SparkAI Summit is the largest big data event dedicated to Apache Spark and Artificial Intelligence. The conference is organized by databricks with over 2,300 attendees, customers, partners, and amazing guest speakers.
This year SparkAI Summit was held in Amsterdam (Europe). We attended this year, as part of our partnership with databricks.
The SparkAI Summit is used as a showcase for new Spark features, as well as relevant innovations in Spark to the world. This was carried out over three days of keynote talks, along with the deep technical talks ranging across a number of different topics.
The central focus was the introduction of Spark 3.0 which is having Spark with Graph. Spark Graph will bring property Graphs and Cypher to Spark 3.0, whereas Cypher is SQL for Graphs. Adding graphs made the spark results visually available, this was always an issue when we had to take spark results for graph visualization and needed to use additional tools. There were other important features also added this year like the Koalas project which makes the data scientist more productive by implementing the pandas DataFrame API on top of Apache Spark. Also, MLFlow with more features added to it like a model registry, which enables you to govern your models better. Delta format as in Delta lake will become a new standard format for Spark (Spark on ACID).
There were some interesting keynotes, such as that introducing Unified Data Analytics, which is helping Data Teams Solve the World’s Toughest Problems (https://www.youtube.com/watch?time_continue=3&v=7t4lhzTWM5I) and New Developments in the Open Source Ecosystem: Apache Spark 3.0, Delta Lake, and Koalas. There was an eye-catching Keynote which was the talk from Katie Bouman about the first photo of a Black Hole (https://www.youtube.com/watch?v=iiAi6Y3yaI4).

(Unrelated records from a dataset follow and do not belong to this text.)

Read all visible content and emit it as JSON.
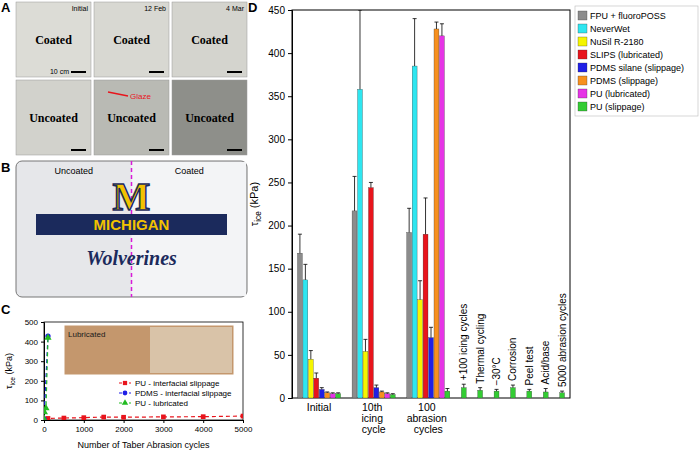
{
  "photos": {
    "A": {
      "panel_label": "A",
      "columns": [
        "Initial",
        "12 Feb",
        "4 Mar"
      ],
      "rows": [
        "Coated",
        "Uncoated"
      ],
      "annotation": "Glaze",
      "scale_bar": "10 cm"
    },
    "B": {
      "panel_label": "B",
      "sides": [
        "Uncoated",
        "Coated"
      ],
      "plate_text": [
        "M",
        "MICHIGAN",
        "Wolverines"
      ]
    }
  },
  "chart_data": [
    {
      "type": "line",
      "panel_label": "C",
      "x_label": "Number of Taber Abrasion cycles",
      "y_label": "τice (kPa)",
      "xlim": [
        0,
        5000
      ],
      "ylim": [
        0,
        500
      ],
      "xticks": [
        0,
        1000,
        2000,
        3000,
        4000,
        5000
      ],
      "yticks": [
        0,
        100,
        200,
        300,
        400,
        500
      ],
      "legend": "lower right",
      "annotations": [
        "Lubricated"
      ],
      "series": [
        {
          "name": "PU - interfacial slippage",
          "color": "#e8141c",
          "marker": "square",
          "line_style": "dashed",
          "x": [
            0,
            100,
            500,
            1000,
            1500,
            2000,
            3000,
            4000,
            5000
          ],
          "values": [
            5,
            8,
            10,
            12,
            15,
            14,
            16,
            17,
            20
          ]
        },
        {
          "name": "PDMS - interfacial slippage",
          "color": "#1f1fe6",
          "marker": "circle",
          "line_style": "dashed",
          "x": [
            0,
            100
          ],
          "values": [
            5,
            428
          ]
        },
        {
          "name": "PU - lubricated",
          "color": "#22bb22",
          "marker": "triangle",
          "line_style": "dashed",
          "x": [
            0,
            10,
            50,
            100
          ],
          "values": [
            5,
            40,
            60,
            420
          ]
        }
      ]
    },
    {
      "type": "bar",
      "panel_label": "D",
      "y_label": "τice (kPa)",
      "ylim": [
        0,
        450
      ],
      "yticks": [
        0,
        50,
        100,
        150,
        200,
        250,
        300,
        350,
        400,
        450
      ],
      "legend": "right",
      "categories": [
        "Initial",
        "10th icing cycle",
        "100 abrasion cycles",
        "+100 icing cycles",
        "Thermal cycling",
        "−30°C",
        "Corrosion",
        "Peel test",
        "Acid/base",
        "5000 abrasion cycles"
      ],
      "series": [
        {
          "name": "FPU + fluoroPOSS",
          "color": "#8c8c8c",
          "values": [
            168,
            217,
            192,
            null,
            null,
            null,
            null,
            null,
            null,
            null
          ],
          "errors": [
            22,
            40,
            28,
            null,
            null,
            null,
            null,
            null,
            null,
            null
          ]
        },
        {
          "name": "NeverWet",
          "color": "#2ee6f0",
          "values": [
            137,
            358,
            385,
            null,
            null,
            null,
            null,
            null,
            null,
            null
          ],
          "errors": [
            18,
            92,
            55,
            null,
            null,
            null,
            null,
            null,
            null,
            null
          ]
        },
        {
          "name": "NuSil R-2180",
          "color": "#f5f500",
          "values": [
            45,
            54,
            114,
            null,
            null,
            null,
            null,
            null,
            null,
            null
          ],
          "errors": [
            10,
            14,
            22,
            null,
            null,
            null,
            null,
            null,
            null,
            null
          ]
        },
        {
          "name": "SLIPS (lubricated)",
          "color": "#e8141c",
          "values": [
            23,
            244,
            190,
            null,
            null,
            null,
            null,
            null,
            null,
            null
          ],
          "errors": [
            6,
            6,
            42,
            null,
            null,
            null,
            null,
            null,
            null,
            null
          ]
        },
        {
          "name": "PDMS silane (slippage)",
          "color": "#1f1fe6",
          "values": [
            10,
            12,
            70,
            null,
            null,
            null,
            null,
            null,
            null,
            null
          ],
          "errors": [
            2,
            3,
            12,
            null,
            null,
            null,
            null,
            null,
            null,
            null
          ]
        },
        {
          "name": "PDMS (slippage)",
          "color": "#f7901e",
          "values": [
            6,
            7,
            428,
            null,
            null,
            null,
            null,
            null,
            null,
            null
          ],
          "errors": [
            1,
            1,
            8,
            null,
            null,
            null,
            null,
            null,
            null,
            null
          ]
        },
        {
          "name": "PU (lubricated)",
          "color": "#e633e6",
          "values": [
            5,
            5,
            420,
            null,
            null,
            null,
            null,
            null,
            null,
            null
          ],
          "errors": [
            1,
            1,
            14,
            null,
            null,
            null,
            null,
            null,
            null,
            null
          ]
        },
        {
          "name": "PU (slippage)",
          "color": "#33cc33",
          "values": [
            5,
            4,
            8,
            12,
            9,
            8,
            12,
            8,
            7,
            6
          ],
          "errors": [
            1,
            1,
            3,
            4,
            3,
            2,
            3,
            2,
            4,
            2
          ]
        }
      ]
    }
  ]
}
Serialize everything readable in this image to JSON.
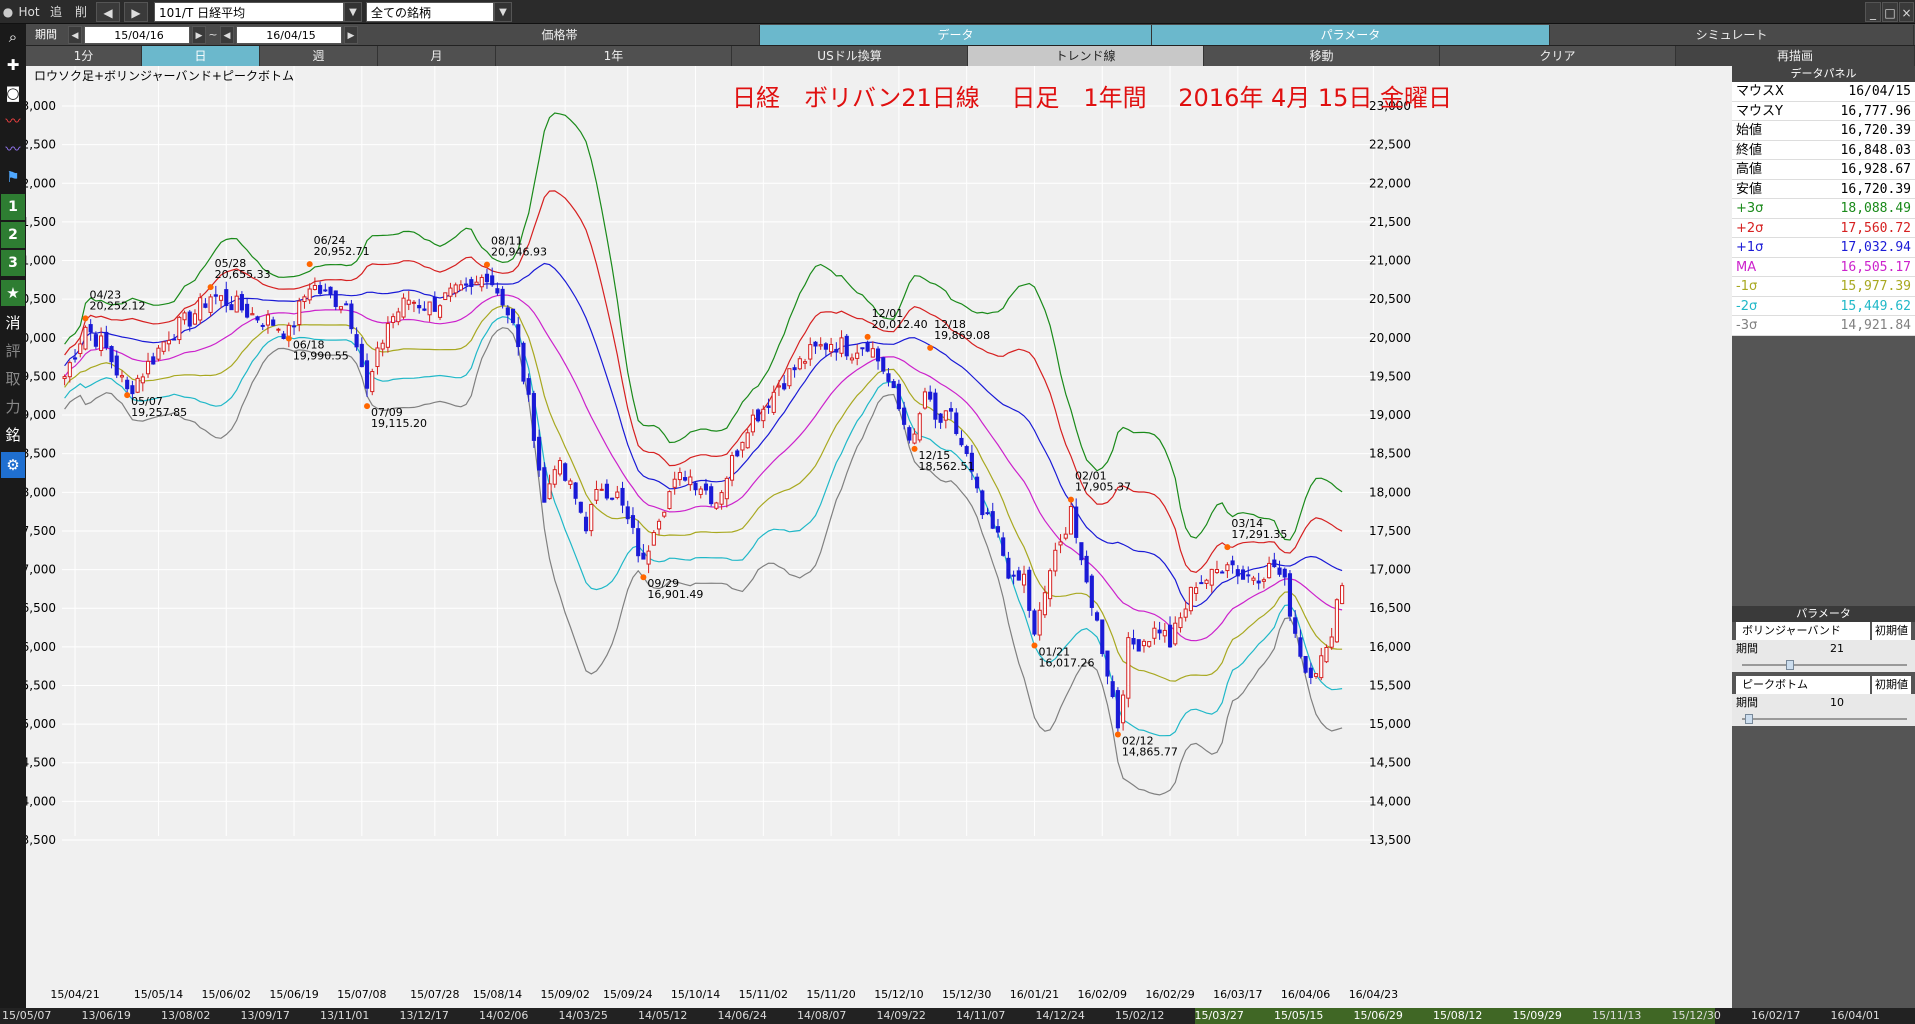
{
  "topbar": {
    "hot": "Hot",
    "trace": "追",
    "delete": "削",
    "symbol": "101/T 日経平均",
    "universe": "全ての銘柄"
  },
  "controls": {
    "period_label": "期間",
    "start": "15/04/16",
    "sep": "~",
    "end": "16/04/15",
    "hdr_price": "価格帯",
    "hdr_data": "データ",
    "hdr_param": "パラメータ",
    "hdr_sim": "シミュレート"
  },
  "tabs": [
    "1分",
    "日",
    "週",
    "月",
    "1年",
    "USドル換算",
    "トレンド線",
    "移動",
    "クリア",
    "再描画"
  ],
  "sidebar": [
    "消",
    "評",
    "取",
    "力",
    "銘"
  ],
  "chart_data": {
    "type": "candlestick+bollinger",
    "subtitle": "ロウソク足+ボリンジャーバンド+ピークボトム",
    "title": "日経　ボリバン21日線　 日足　1年間　 2016年 4月 15日 金曜日",
    "ylim": [
      13500,
      23000
    ],
    "yticks": [
      13500,
      14000,
      14500,
      15000,
      15500,
      16000,
      16500,
      17000,
      17500,
      18000,
      18500,
      19000,
      19500,
      20000,
      20500,
      21000,
      21500,
      22000,
      22500,
      23000
    ],
    "xticks": [
      {
        "label": "15/04/21",
        "i": 2
      },
      {
        "label": "15/05/14",
        "i": 18
      },
      {
        "label": "15/06/02",
        "i": 31
      },
      {
        "label": "15/06/19",
        "i": 44
      },
      {
        "label": "15/07/08",
        "i": 57
      },
      {
        "label": "15/07/28",
        "i": 71
      },
      {
        "label": "15/08/14",
        "i": 83
      },
      {
        "label": "15/09/02",
        "i": 96
      },
      {
        "label": "15/09/24",
        "i": 108
      },
      {
        "label": "15/10/14",
        "i": 121
      },
      {
        "label": "15/11/02",
        "i": 134
      },
      {
        "label": "15/11/20",
        "i": 147
      },
      {
        "label": "15/12/10",
        "i": 160
      },
      {
        "label": "15/12/30",
        "i": 173
      },
      {
        "label": "16/01/21",
        "i": 186
      },
      {
        "label": "16/02/09",
        "i": 199
      },
      {
        "label": "16/02/29",
        "i": 212
      },
      {
        "label": "16/03/17",
        "i": 225
      },
      {
        "label": "16/04/06",
        "i": 238
      },
      {
        "label": "16/04/23",
        "i": 251
      }
    ],
    "peaks": [
      {
        "date": "04/23",
        "value": "20,252.12",
        "i": 4,
        "y": 20252,
        "pos": "top"
      },
      {
        "date": "05/07",
        "value": "19,257.85",
        "i": 12,
        "y": 19258,
        "pos": "bottom"
      },
      {
        "date": "05/28",
        "value": "20,655.33",
        "i": 28,
        "y": 20655,
        "pos": "top"
      },
      {
        "date": "06/24",
        "value": "20,952.71",
        "i": 47,
        "y": 20953,
        "pos": "top"
      },
      {
        "date": "06/18",
        "value": "19,990.55",
        "i": 43,
        "y": 19991,
        "pos": "bottom"
      },
      {
        "date": "07/09",
        "value": "19,115.20",
        "i": 58,
        "y": 19115,
        "pos": "bottom"
      },
      {
        "date": "08/11",
        "value": "20,946.93",
        "i": 81,
        "y": 20947,
        "pos": "top"
      },
      {
        "date": "09/29",
        "value": "16,901.49",
        "i": 111,
        "y": 16901,
        "pos": "bottom"
      },
      {
        "date": "12/01",
        "value": "20,012.40",
        "i": 154,
        "y": 20012,
        "pos": "top"
      },
      {
        "date": "12/18",
        "value": "19,869.08",
        "i": 166,
        "y": 19869,
        "pos": "top"
      },
      {
        "date": "12/15",
        "value": "18,562.51",
        "i": 163,
        "y": 18563,
        "pos": "bottom"
      },
      {
        "date": "02/01",
        "value": "17,905.37",
        "i": 193,
        "y": 17905,
        "pos": "top"
      },
      {
        "date": "01/21",
        "value": "16,017.26",
        "i": 186,
        "y": 16017,
        "pos": "bottom"
      },
      {
        "date": "02/12",
        "value": "14,865.77",
        "i": 202,
        "y": 14866,
        "pos": "bottom"
      },
      {
        "date": "03/14",
        "value": "17,291.35",
        "i": 223,
        "y": 17291,
        "pos": "top"
      }
    ],
    "close_keys": [
      [
        0,
        19500
      ],
      [
        4,
        20150
      ],
      [
        8,
        19850
      ],
      [
        12,
        19300
      ],
      [
        16,
        19650
      ],
      [
        20,
        20050
      ],
      [
        24,
        20250
      ],
      [
        28,
        20550
      ],
      [
        32,
        20450
      ],
      [
        36,
        20300
      ],
      [
        40,
        20200
      ],
      [
        43,
        20050
      ],
      [
        47,
        20700
      ],
      [
        50,
        20550
      ],
      [
        54,
        20450
      ],
      [
        56,
        20000
      ],
      [
        58,
        19300
      ],
      [
        62,
        20200
      ],
      [
        66,
        20500
      ],
      [
        70,
        20400
      ],
      [
        74,
        20550
      ],
      [
        78,
        20600
      ],
      [
        81,
        20850
      ],
      [
        84,
        20500
      ],
      [
        86,
        20150
      ],
      [
        88,
        19500
      ],
      [
        90,
        18800
      ],
      [
        92,
        17850
      ],
      [
        94,
        18400
      ],
      [
        97,
        18050
      ],
      [
        100,
        17600
      ],
      [
        103,
        18100
      ],
      [
        106,
        17950
      ],
      [
        109,
        17450
      ],
      [
        111,
        17050
      ],
      [
        113,
        17600
      ],
      [
        116,
        18000
      ],
      [
        119,
        18250
      ],
      [
        122,
        18100
      ],
      [
        125,
        17900
      ],
      [
        128,
        18400
      ],
      [
        131,
        18900
      ],
      [
        134,
        19100
      ],
      [
        137,
        19400
      ],
      [
        140,
        19600
      ],
      [
        143,
        19800
      ],
      [
        147,
        19950
      ],
      [
        151,
        19850
      ],
      [
        154,
        19950
      ],
      [
        157,
        19600
      ],
      [
        159,
        19250
      ],
      [
        161,
        18900
      ],
      [
        163,
        18650
      ],
      [
        165,
        19300
      ],
      [
        167,
        18900
      ],
      [
        170,
        18950
      ],
      [
        173,
        18450
      ],
      [
        176,
        17700
      ],
      [
        179,
        17400
      ],
      [
        182,
        16800
      ],
      [
        184,
        16900
      ],
      [
        186,
        16100
      ],
      [
        189,
        17000
      ],
      [
        191,
        17300
      ],
      [
        193,
        17850
      ],
      [
        195,
        17000
      ],
      [
        197,
        16600
      ],
      [
        200,
        15700
      ],
      [
        202,
        15000
      ],
      [
        204,
        16000
      ],
      [
        207,
        16100
      ],
      [
        210,
        16250
      ],
      [
        212,
        16050
      ],
      [
        214,
        16350
      ],
      [
        217,
        16850
      ],
      [
        220,
        16900
      ],
      [
        223,
        17150
      ],
      [
        226,
        16900
      ],
      [
        229,
        16950
      ],
      [
        232,
        17050
      ],
      [
        234,
        16800
      ],
      [
        236,
        16200
      ],
      [
        238,
        15700
      ],
      [
        240,
        15750
      ],
      [
        242,
        15900
      ],
      [
        244,
        16600
      ],
      [
        245,
        16850
      ]
    ],
    "bands_labels": [
      "+3σ",
      "+2σ",
      "+1σ",
      "MA",
      "-1σ",
      "-2σ",
      "-3σ"
    ],
    "colors": {
      "up": "#d62020",
      "down": "#1a1ad6",
      "p3": "#1a8a1a",
      "p2": "#d62020",
      "p1": "#1a1ad6",
      "ma": "#cc22cc",
      "m1": "#a8a820",
      "m2": "#20b8c8",
      "m3": "#808080",
      "title": "#e01010",
      "peak": "#ff6600",
      "grid": "#ffffff",
      "bg": "#f0f0f0"
    }
  },
  "data_panel": {
    "title": "データパネル",
    "rows": [
      {
        "label": "マウスX",
        "value": "16/04/15",
        "color": "#000000"
      },
      {
        "label": "マウスY",
        "value": "16,777.96",
        "color": "#000000"
      },
      {
        "label": "始値",
        "value": "16,720.39",
        "color": "#000000"
      },
      {
        "label": "終値",
        "value": "16,848.03",
        "color": "#000000"
      },
      {
        "label": "高値",
        "value": "16,928.67",
        "color": "#000000"
      },
      {
        "label": "安値",
        "value": "16,720.39",
        "color": "#000000"
      },
      {
        "label": "+3σ",
        "value": "18,088.49",
        "color": "#1a8a1a"
      },
      {
        "label": "+2σ",
        "value": "17,560.72",
        "color": "#d62020"
      },
      {
        "label": "+1σ",
        "value": "17,032.94",
        "color": "#1a1ad6"
      },
      {
        "label": "MA",
        "value": "16,505.17",
        "color": "#cc22cc"
      },
      {
        "label": "-1σ",
        "value": "15,977.39",
        "color": "#a8a820"
      },
      {
        "label": "-2σ",
        "value": "15,449.62",
        "color": "#20b8c8"
      },
      {
        "label": "-3σ",
        "value": "14,921.84",
        "color": "#808080"
      }
    ]
  },
  "param_panel": {
    "title": "パラメータ",
    "bollinger": "ボリンジャーバンド",
    "reset": "初期値",
    "period": "期間",
    "bollinger_period": "21",
    "bollinger_period_fraction": 0.28,
    "peak": "ピークボトム",
    "peak_period": "10",
    "peak_period_fraction": 0.02
  },
  "bottom_dates": [
    "15/05/07",
    "13/06/19",
    "13/08/02",
    "13/09/17",
    "13/11/01",
    "13/12/17",
    "14/02/06",
    "14/03/25",
    "14/05/12",
    "14/06/24",
    "14/08/07",
    "14/09/22",
    "14/11/07",
    "14/12/24",
    "15/02/12",
    "15/03/27",
    "15/05/15",
    "15/06/29",
    "15/08/12",
    "15/09/29",
    "15/11/13",
    "15/12/30",
    "16/02/17",
    "16/04/01"
  ]
}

I have attended all the keynote talks but, I was focused more on the talks with detailed features on Koalas and Graphs were discussed for Spark 3.0. I believe Spark has become more usable by including the feature of graphs which will help to show the spark results in Graphical way. The sessions also included an AMA (Ask Me Anything) in which participants could directly connect to the keynote speakers and ask questions about the features, or personal doubts.
There were also some networking events accompanied by food and drinks where we got a chance to talk to different attendees and enjoy the music. This was one of the most insightful conferences where we got to know about new features of Spark and the collaboration of two technologies to achieve a better result. I am eager to apply these ideas to my upcoming project requirements where I can make most of it.
It is very exciting being partners with databricks and collaborate in the development of additional features in spark. I would like to grab such an opportunity in the future too to be part of such an insightful event.